Un remake de la comédie fantastique culte d'Ivan Reitman qui inverse le sexe de ses personnages ? Pourquoi pas. Encore eut-il fallu que le film soit drôle…
GHOSTBUSTERS
2016 – USA
Réalisé par Paul Feig
Avec Kristen Wiig, Melissa McCarthy, Kate McKinnon, Chris Hemsworth, Leslie Jones, Neil Casey, Cecily Strong, Andy Garcia
THEMA FANTÔMES I SAGA S.O.S. FANTÔMES
Même si son image a été quelque peu écornée par la séquelle paresseuse dont Ivan Reitman l’a affublé de mauvaise grâce en 1989, le S.O.S. Fantômes original n’a rien perdu de son aura. Fruit d’une alchimie quasi-miraculeuse, c’est une de ces œuvres cultes dont la connivence avec le public ne fait que se cimenter au fil des ans, comme si les premiers émois ressentis à l’époque s’étaient renforcés d’une solide couche de nostalgie jusqu’à la rendre intouchable. L’idée d’un remake tardif allait forcément faire grincer les dents des aficionados, surtout face à la féminisation systématique du casting principal. On ne peut s’empêcher de soulever un sourcil perplexe devant ce choix étrange qui prend des allures de « discrimination positive » assujettie à une tendance excessive au politiquement correct (celle qui incite à mettre un « e » à la fin du mot « auteur » lorsqu’une femme porte la plume). Honnêtement, passée la surprise, ce changement de sexe ne choque pas et prend même les atours d’un rafraîchissement inattendu. Les prémisses du film sont d’ailleurs emplis de promesse. Kristen Wiig est très drôle en conférencière assumant très mal son passé de « chasseuse » des phénomènes paranormaux, et ses retrouvailles amères avec son ancienne amie campée par Melissa McCarthy ne manque pas de sel.
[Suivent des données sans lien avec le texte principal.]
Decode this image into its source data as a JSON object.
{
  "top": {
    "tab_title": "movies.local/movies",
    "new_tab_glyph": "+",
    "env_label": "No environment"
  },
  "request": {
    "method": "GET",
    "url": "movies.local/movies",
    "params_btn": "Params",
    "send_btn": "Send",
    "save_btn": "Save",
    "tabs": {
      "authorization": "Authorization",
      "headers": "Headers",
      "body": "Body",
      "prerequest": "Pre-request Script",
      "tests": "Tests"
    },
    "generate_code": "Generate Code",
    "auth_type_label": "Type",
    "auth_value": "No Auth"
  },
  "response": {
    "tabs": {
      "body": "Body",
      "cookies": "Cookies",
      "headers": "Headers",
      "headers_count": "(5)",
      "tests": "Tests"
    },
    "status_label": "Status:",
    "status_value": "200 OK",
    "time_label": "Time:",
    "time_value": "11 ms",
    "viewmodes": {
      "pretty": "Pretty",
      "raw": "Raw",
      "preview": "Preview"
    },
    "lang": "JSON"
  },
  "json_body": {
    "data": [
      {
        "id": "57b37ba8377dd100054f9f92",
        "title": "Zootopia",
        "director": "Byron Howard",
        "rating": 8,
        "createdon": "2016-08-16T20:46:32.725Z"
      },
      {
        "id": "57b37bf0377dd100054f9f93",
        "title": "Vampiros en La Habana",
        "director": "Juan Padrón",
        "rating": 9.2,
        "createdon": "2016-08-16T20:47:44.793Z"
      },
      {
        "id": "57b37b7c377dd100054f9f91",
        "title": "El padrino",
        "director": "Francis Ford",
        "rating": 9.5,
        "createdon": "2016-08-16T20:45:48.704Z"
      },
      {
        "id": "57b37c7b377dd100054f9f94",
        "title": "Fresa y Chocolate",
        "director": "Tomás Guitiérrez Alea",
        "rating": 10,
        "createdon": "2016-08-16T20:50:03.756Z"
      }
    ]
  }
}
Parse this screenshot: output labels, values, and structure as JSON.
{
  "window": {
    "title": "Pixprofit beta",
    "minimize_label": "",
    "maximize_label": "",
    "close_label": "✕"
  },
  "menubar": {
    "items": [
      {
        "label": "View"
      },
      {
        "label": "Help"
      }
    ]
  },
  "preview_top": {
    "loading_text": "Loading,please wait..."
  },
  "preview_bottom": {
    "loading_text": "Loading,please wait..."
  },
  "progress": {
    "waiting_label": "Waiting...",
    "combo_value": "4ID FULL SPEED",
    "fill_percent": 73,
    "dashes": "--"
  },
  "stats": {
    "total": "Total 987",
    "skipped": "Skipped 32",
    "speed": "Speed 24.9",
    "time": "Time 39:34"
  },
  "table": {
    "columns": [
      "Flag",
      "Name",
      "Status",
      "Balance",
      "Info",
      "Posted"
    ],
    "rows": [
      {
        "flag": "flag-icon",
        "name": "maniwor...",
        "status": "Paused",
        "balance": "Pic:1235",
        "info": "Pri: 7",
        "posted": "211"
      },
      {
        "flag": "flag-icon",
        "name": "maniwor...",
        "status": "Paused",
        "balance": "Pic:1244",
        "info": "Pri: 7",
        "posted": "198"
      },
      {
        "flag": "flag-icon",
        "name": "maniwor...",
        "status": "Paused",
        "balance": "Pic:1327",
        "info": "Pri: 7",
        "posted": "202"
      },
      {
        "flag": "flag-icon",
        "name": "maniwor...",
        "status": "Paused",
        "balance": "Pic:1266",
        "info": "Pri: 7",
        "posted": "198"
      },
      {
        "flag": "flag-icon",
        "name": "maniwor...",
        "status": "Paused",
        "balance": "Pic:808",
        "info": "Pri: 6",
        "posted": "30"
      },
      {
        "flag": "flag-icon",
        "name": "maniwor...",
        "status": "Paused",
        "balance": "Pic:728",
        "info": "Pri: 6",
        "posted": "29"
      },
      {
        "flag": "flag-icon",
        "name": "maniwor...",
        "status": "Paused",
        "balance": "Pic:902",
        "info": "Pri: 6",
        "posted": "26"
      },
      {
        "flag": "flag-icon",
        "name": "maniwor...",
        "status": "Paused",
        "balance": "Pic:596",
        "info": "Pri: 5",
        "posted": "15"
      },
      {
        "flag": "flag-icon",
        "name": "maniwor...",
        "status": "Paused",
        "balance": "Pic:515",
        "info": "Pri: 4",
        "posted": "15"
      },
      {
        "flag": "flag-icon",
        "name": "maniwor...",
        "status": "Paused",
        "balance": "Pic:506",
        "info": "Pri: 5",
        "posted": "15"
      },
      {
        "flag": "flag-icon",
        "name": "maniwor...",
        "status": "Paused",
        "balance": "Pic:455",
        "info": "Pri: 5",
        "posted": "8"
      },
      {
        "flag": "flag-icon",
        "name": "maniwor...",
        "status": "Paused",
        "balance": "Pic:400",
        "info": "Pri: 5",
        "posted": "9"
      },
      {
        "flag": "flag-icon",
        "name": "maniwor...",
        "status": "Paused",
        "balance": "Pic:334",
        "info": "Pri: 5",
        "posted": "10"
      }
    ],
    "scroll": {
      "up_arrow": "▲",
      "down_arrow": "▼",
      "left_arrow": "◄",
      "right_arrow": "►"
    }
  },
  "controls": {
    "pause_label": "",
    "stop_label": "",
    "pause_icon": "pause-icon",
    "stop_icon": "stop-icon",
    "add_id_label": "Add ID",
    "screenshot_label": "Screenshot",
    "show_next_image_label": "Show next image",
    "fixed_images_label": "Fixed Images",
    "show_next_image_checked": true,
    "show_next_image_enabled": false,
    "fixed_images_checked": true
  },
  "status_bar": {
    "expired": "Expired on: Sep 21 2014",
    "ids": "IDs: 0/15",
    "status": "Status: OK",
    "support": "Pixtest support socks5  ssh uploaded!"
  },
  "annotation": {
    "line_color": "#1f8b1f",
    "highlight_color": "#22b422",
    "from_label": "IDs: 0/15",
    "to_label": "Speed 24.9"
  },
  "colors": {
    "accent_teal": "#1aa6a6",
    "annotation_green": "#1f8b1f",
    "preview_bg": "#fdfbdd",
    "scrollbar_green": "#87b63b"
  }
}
Mais le rire tourne court lorsque le film abandonne au bout d’un quart d’heure toute ambition pour cumuler les passages obligatoires et cligner bêtement de l’œil vers le premier S.O.S. Fantômes, accumulant les références jusqu’à l’indigestion et convoquant la majorité du casting original pour une série d’apparitions éclair navrantes. Anonyme, la réalisation de Paul Feig assure le service minimum sans la moindre conviction. Certes, la mise en scène d’Ivan Reitman ne brillait pas non plus par son style, mais la personnalité forte de Bill Muray, Dan Aykroyd et Harold Ramis (et quelque part le fantôme farceur de John Belushi) habitaient chacune des séquences du premier S.O.S. Fantômes, le muant en film quasi-experimental mixant l’humour absurde et référentiel du Saturday Night Live aux canons d’une superproduction hollywoodienne à grand spectacle.
Une décalque machinale et scolaire
Mais la spontanéité et le grain de folie n’ont plus cours ici. A force d’essayer de retrouver mécaniquement les recettes qui firent le succès de son modèle, le S.O.S. Fantômes de 2016 ne cache même plus sa nature intrinsèque : le cahier des charges d’un studio dont chaque case est soigneusement cochée. Adieu fraicheur et sincérité, place à la décalque machinale et scolaire. Même les effets spéciaux trahissent ce cruel manque d’âme. En 1984, Steve Johnson, Randy Cook et l’équipe de Boss Films rivalisaient d’ingéniosité pour donner corps aux folies du scénario d’Aykroyd et Ramis. Derrière les grimaces en caoutchouc de Slimer, les cavalcades en stop-motion des Chiens de la Terreur et les déambulations titanesques du Bibendum Chamallow, l’inventivité et l’expressivité de ces artistes au tempérament fort transparaissaient sans cesse. Dans le remake, aucun style n’émerge des spectres propres et froids débités par des centaines d’infographistes enchaînés à leurs ordinateurs. Bref, encore un remake qui brille par son inutilité et sa vacuité abyssale.